AYDINLIK TÜRKİYE'NİN HABERCİSİ
Albaraka Türk

Y A Z A R L A R
Çokevlilik meselesine dair birkaç not (II)

Kur'an'da çokevlilik meselesi, toplumsal bir yaranın sarılması, müminler topluluğunun bir fedakârlığa davet edilmesi sebebiyle sözkonusu edilmişken ve bugün de böylesi bir fedakârlığa ihtiyaç yokken bu mesele niçin gündemimizde?!?

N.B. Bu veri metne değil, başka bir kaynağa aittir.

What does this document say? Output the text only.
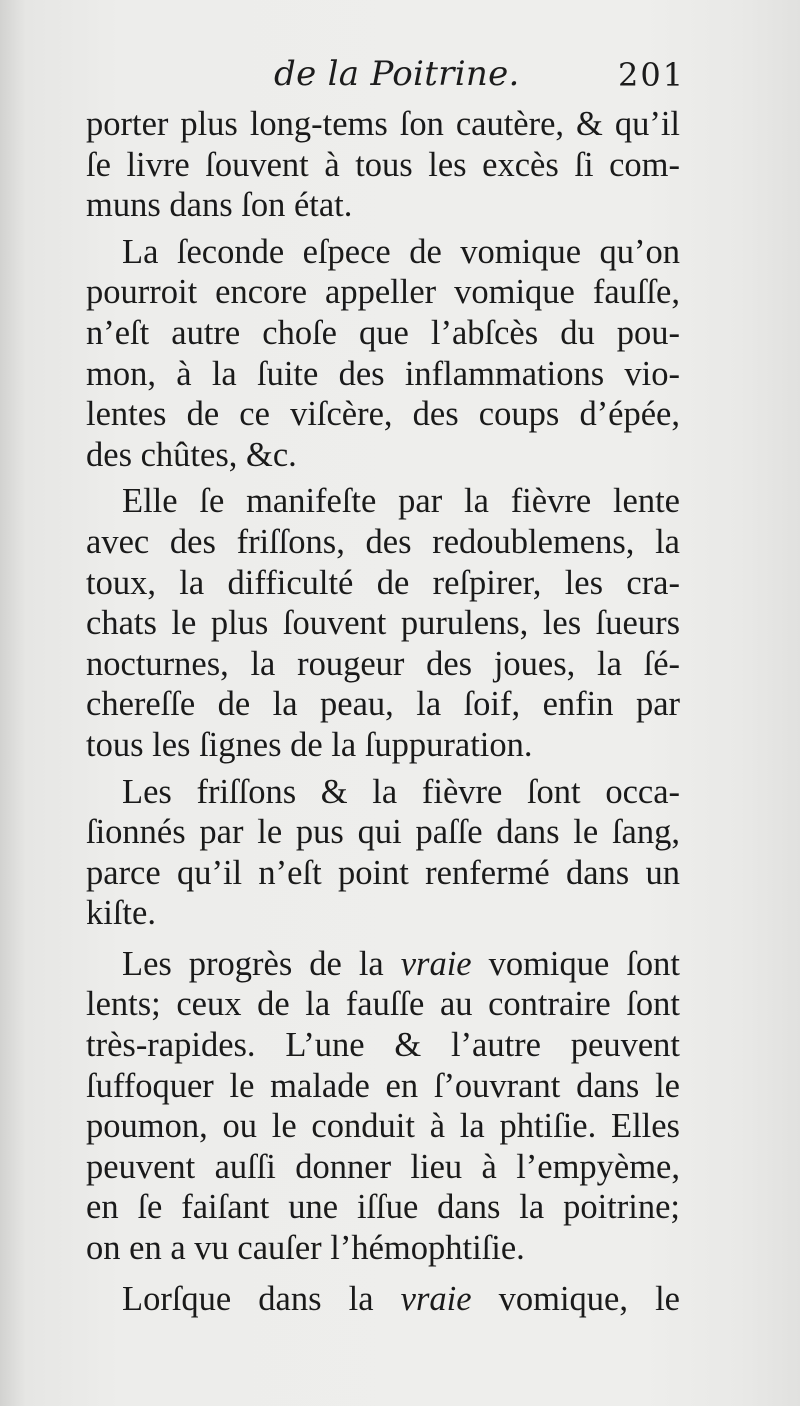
de la Poitrine.	201
porter plus long-tems ſon cautère, & qu’il
ſe livre ſouvent à tous les excès ſi com-
muns dans ſon état.
La ſeconde eſpece de vomique qu’on
pourroit encore appeller vomique fauſſe,
n’eſt autre choſe que l’abſcès du pou-
mon, à la ſuite des inflammations vio-
lentes de ce viſcère, des coups d’épée,
des chûtes, &c.
Elle ſe manifeſte par la fièvre lente
avec des friſſons, des redoublemens, la
toux, la difficulté de reſpirer, les cra-
chats le plus ſouvent purulens, les ſueurs
nocturnes, la rougeur des joues, la ſé-
chereſſe de la peau, la ſoif, enfin par
tous les ſignes de la ſuppuration.
Les friſſons & la fièvre ſont occa-
ſionnés par le pus qui paſſe dans le ſang,
parce qu’il n’eſt point renfermé dans un
kiſte.
Les progrès de la vraie vomique ſont
lents; ceux de la fauſſe au contraire ſont
très-rapides. L’une & l’autre peuvent
ſuffoquer le malade en ſ’ouvrant dans le
poumon, ou le conduit à la phtiſie. Elles
peuvent auſſi donner lieu à l’empyème,
en ſe faiſant une iſſue dans la poitrine;
on en a vu cauſer l’hémophtiſie.
Lorſque dans la vraie vomique, le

Dinî hususiyet ve hassasiyetleri olmayan çevreler zaten bu konularda İslâm'ın ne dediğini, neye izin verip neye vermediğini merak etmiyorlar! Diledikleri gibi diledikleri hayatı yaşamayı sürdürüyorlar. Bilhassa büyük şehirlerde metres ve dost hayatı yaşamak isteyenleri engelleyecek ciddî anlamda ne yasal, ne de toplumsal bir engel de sözkonusu değil. Aksine modern hayat biçimi hâkim sistem tarafından teşvik ediliyor. Toplumsal ilişkiler ve tabiatıyla cinsel özgürlükler AB kriterlerine uygun hale getirilirken, İslâm'ın, örf ve âdetlerin nazar-ı itibara alınmadığı da sanırım herkesin malumu.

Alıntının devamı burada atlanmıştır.